Use when the _target_ side owns the link in the markdown.
**`targets = ["*"]`**: Accepts references from any node type.
> [!CAUTION] `"*"` disables type-level restriction. If overused, `align` cannot determine causal role from relations
> alone.
> [!IMPORTANT] `targets=["*"]` is allowed, but it shifts the burden to determinism. When using `targets=["*"]`, the
> schema MUST ensure role determinism using one of:
>
> - the source node type has a unique role by definition, OR
> - the `rel` itself implies a unique causal question independent of target type, OR
> - an additional rule narrows interpretation (e.g., required inbound/outbound constraints).
### Determinism Rule (for `targets=["*"]`)
If `targets=["*"]` is used, the schema MUST state why interpretation remains unambiguous. This justification MUST
reference Role Inventory and Relation Primitives.
Design principles:
- Every Responsibility MUST reach at least one Realization
- Realization SHOULD be justifiable (link to Rationale)
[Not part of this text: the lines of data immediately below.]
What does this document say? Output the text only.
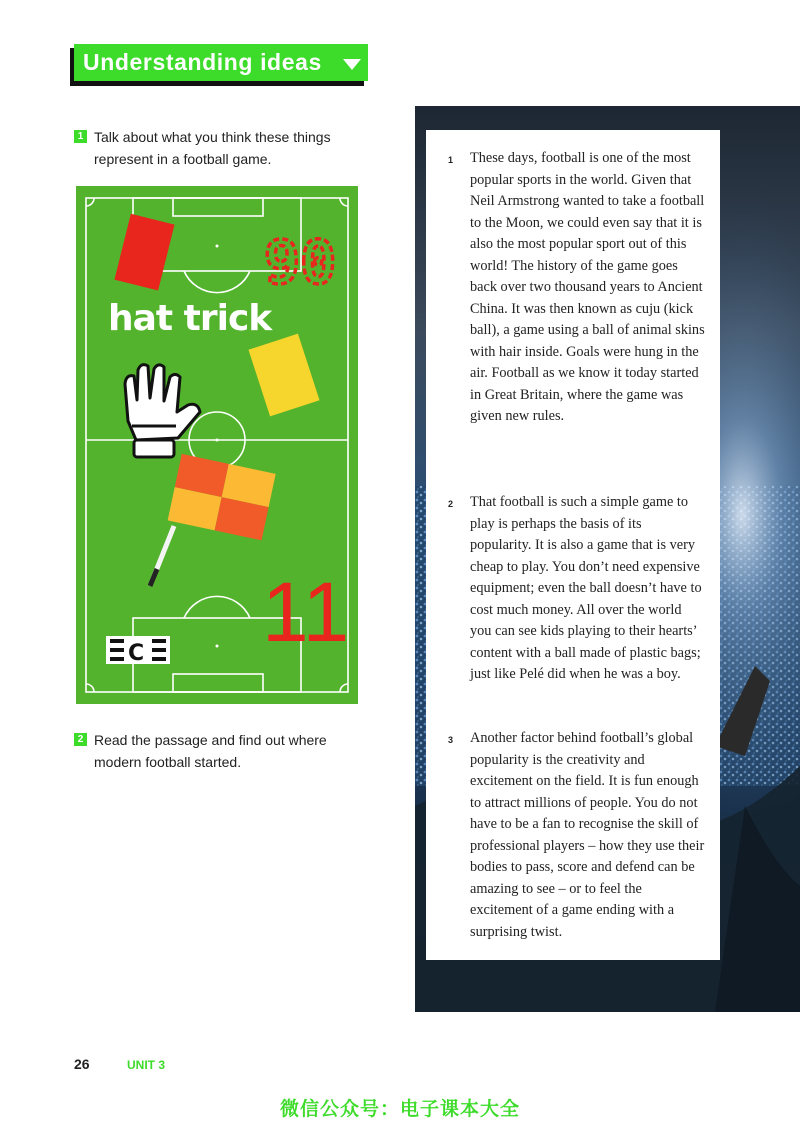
Understanding ideas
1 Talk about what you think these things represent in a football game.
90
11
C
hat trick
2 Read the passage and find out where modern football started.
1	These days, football is one of the most popular sports in the world. Given that Neil Armstrong wanted to take a football to the Moon, we could even say that it is also the most popular sport out of this world! The history of the game goes back over two thousand years to Ancient China. It was then known as cuju (kick ball), a game using a ball of animal skins with hair inside. Goals were hung in the air. Football as we know it today started in Great Britain, where the game was given new rules.
2	That football is such a simple game to play is perhaps the basis of its popularity. It is also a game that is very cheap to play. You don’t need expensive equipment; even the ball doesn’t have to cost much money. All over the world you can see kids playing to their hearts’ content with a ball made of plastic bags; just like Pelé did when he was a boy.
3	Another factor behind football’s global popularity is the creativity and excitement on the field. It is fun enough to attract millions of people. You do not have to be a fan to recognise the skill of professional players – how they use their bodies to pass, score and defend can be amazing to see – or to feel the excitement of a game ending with a surprising twist.
26	UNIT 3
微信公众号：电子课本大全
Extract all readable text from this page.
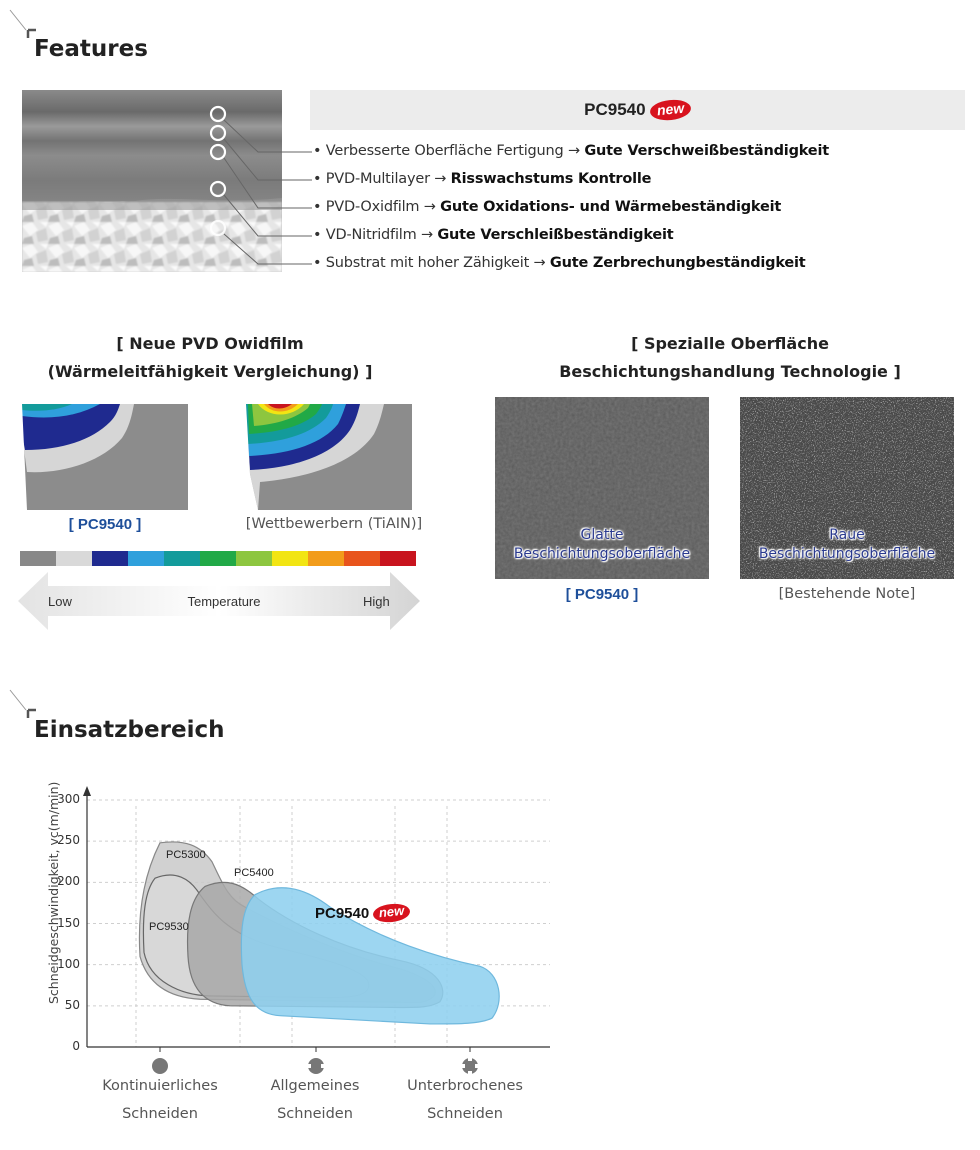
Features
PC9540 new
• Verbesserte Oberfläche Fertigung → Gute Verschweißbeständigkeit
• PVD-Multilayer → Risswachstums Kontrolle
• PVD-Oxidfilm → Gute Oxidations- und Wärmebeständigkeit
• VD-Nitridfilm → Gute Verschleißbeständigkeit
• Substrat mit hoher Zähigkeit → Gute Zerbrechungbeständigkeit
[ Neue PVD Owidfilm
(Wärmeleitfähigkeit Vergleichung) ]
[ PC9540 ]	[Wettbewerbern (TiAIN)]
Low	Temperature	High
[ Spezialle Oberfläche
Beschichtungshandlung Technologie ]
Glatte
Beschichtungsoberfläche
Raue
Beschichtungsoberfläche
[ PC9540 ]	[Bestehende Note]
Einsatzbereich
Schneidgeschwindigkeit, vc(m/min)
0
50
100
150
200
250
300
PC9540 new
PC5300
PC9530
PC5400
Kontinuierliches
Schneiden
Allgemeines
Schneiden
Unterbrochenes
Schneiden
- Constraints MUST target Responsibility, not Realization directly
---
## 5. Closure Requirements
Verify that the schema allows valid traversal from Intent to terminal nodes.
The agent MUST check:
- Every Responsibility type has at least one path to a Realization type
- If Evidence types exist, at least one Realization type can reach them
- No role is completely isolated (unreachable from any other role)
If closure fails, the schema has a structural gap.
---
## 6. Template Generation
Each node type in `docgraph.toml` SHOULD have a `template` field pointing to a template file.
Templates define the minimal document structure for a node type. They ensure new nodes are created with the correct
anchor, required sections, and placeholder links.
### Template Syntax Rules
**Anchor** (required, first line):
```markdown
<a id="{TYPE}_*"></a>
```
`*` is replaced with the actual ID suffix when instantiating (e.g., `FR_001`).
**Heading level**: Match the document nesting depth.
- Top-level documents: `# {Title}` or `## {Title}`
- Nodes embedded in a shared file: `### {Title}`
**Link placeholder format**:
```markdown
[{TARGET*TYPE}* (\_)](*#{TARGET_TYPE}_*)
```
- `{TARGET_TYPE}*` → type prefix + wildcard ID (e.g., `MOD*`)
- `(*)` → placeholder display name
- `(*#{TARGET_TYPE}_*)` → placeholder anchor reference
**Required sections** (`min >= 1` rules): Always include. Name the section after the `rel` value.